EDEN PRAIRIE, Minn. -- Grocery distributor Supervalu Inc. is preparing to explore an outright sale of its discount grocery retail chain Save-A-Lot, according to a Reuters report.
In July, Supervalu announced it was exploring a separation of the smaller-format, limited-assortment grocery business, and that it had begun preparations to allow for a possible spinoff of Save-A-Lot into a standalone, publicly traded company.
However, the Eden Prairie, Minn.-based retailer has received interest in Save-A-Lot from several private-equity firms, and has told them that it will consider offers once it registers the unit with regulators for a spinoff in early 2016, sources told Reuters this past week.

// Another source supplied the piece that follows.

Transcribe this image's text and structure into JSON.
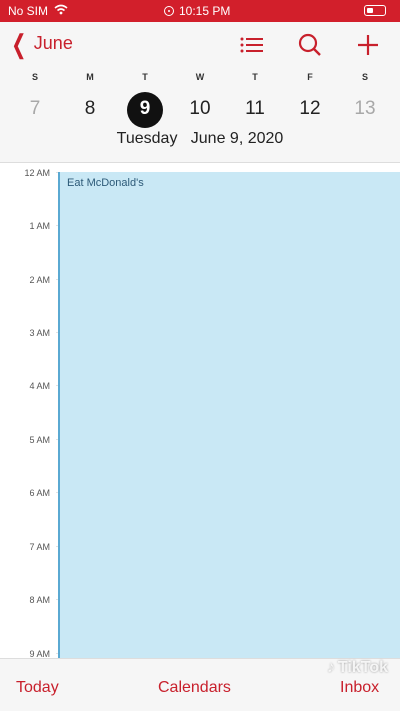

While an in-house spinoff would be more tax-efficient for Supervalu, private-equity firms are hoping to take advantage of a “so-called tax shield” resulting from a loss in Supervalu's $3.3-billion sale of supermarket retailer Albertsons Inc. and other stores to Cerberus Capital Management LP in 2013, according to the report.
Buyout firms would still have to convince the company, however, that their offers would represent better value to Supervalu shareholders compared to a spinoff, sources said. Save-A-Lot could be valued at more than $1.7 billion. There are more than 1,300 Save-a-Lot stores nationwide.